Roger Seaton was a man of many philosophies. He had one for every day in the week, yet none wherewith to thoroughly satisfy himself. While still a mere lad he had taken to the study of science as a duck takes to water,--no new discovery or even suggestion of a new discovery missed his instant and close attention. His avidity for learning was insatiable,--his intense and insistent curiosity on all matters of chemistry gave a knife-like edge to the quality of his brain, making it sharp, brilliant and incisive. To him the ordinary social and political interests of the world were simply absurd. The idea that the greater majority of men should be created for no higher purpose than those of an insect, just to live, eat, breed, and die, was to him preposterous.
"Think of it!" he would exclaim--"All this wondrous organisation of our planet for THAT! For a biped so stupid as to see nothing in his surroundings but conveniences for satisfying his stomach and his passions! We men are educated chiefly in order to learn how to make money, and all we can do with the money WHEN made, is to build houses to live in, eat as much as we want and more, and breed children to whom we leave all the stuff we have earned, and who either waste it or add to it, whichever suits their selfishness best. Such lives are absolutely useless,--they repeat the same old round, leading nowhere. Occasionally, in the course of centuries a real Brain is born--and at once, all who are merely Bodies leap up against it, like famished wolves, striving to tear it to pieces and devour it--if it survives the attack its worth is only recognised long after its owner has perished. The whole scheme is manifestly unintelligent and ludicrous, but it is not intended to be so--of that I am sure. THERE MUST BE SOMETHING ELSE!"
When urged to explain what he conceived as this "something else," he would answer-"There has always been 'something else' in our environment,--something that stupid humanity has taken centuries to discover.

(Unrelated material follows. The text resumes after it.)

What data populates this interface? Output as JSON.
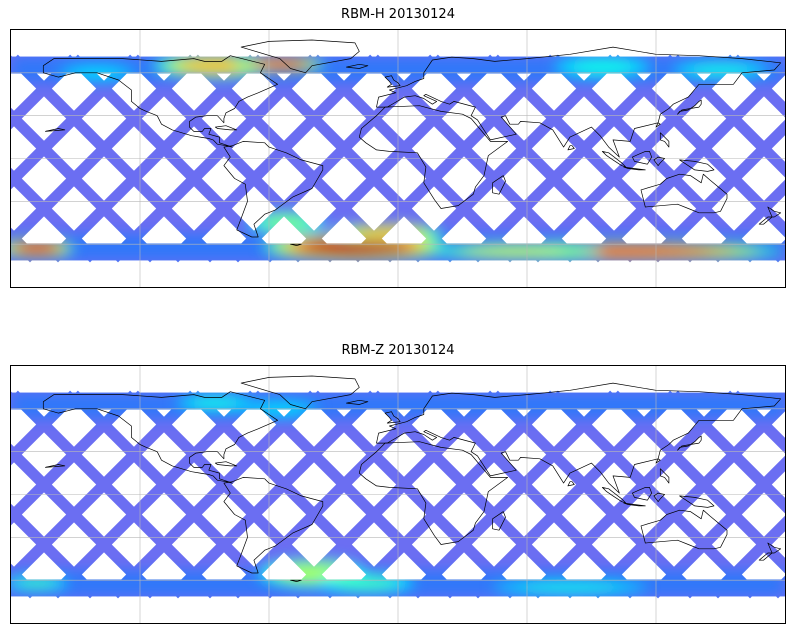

Sound-waves for example--light-rays,--electricity--these have been freely at our service from the beginning. Electricity might have been used ages ago, had not dull-witted man refused to find anything better for lighting purposes than an oil-lamp or a tallow candle! If, in past periods, he had been told 'there is something else'--he would have laughed his informant to scorn. So with our blundering methods of living--'there is something else'--not after death, but NOW and HERE. We are going about in the darkness with a candle when a great force of wider light is all round us, only awaiting connection and application to our uses."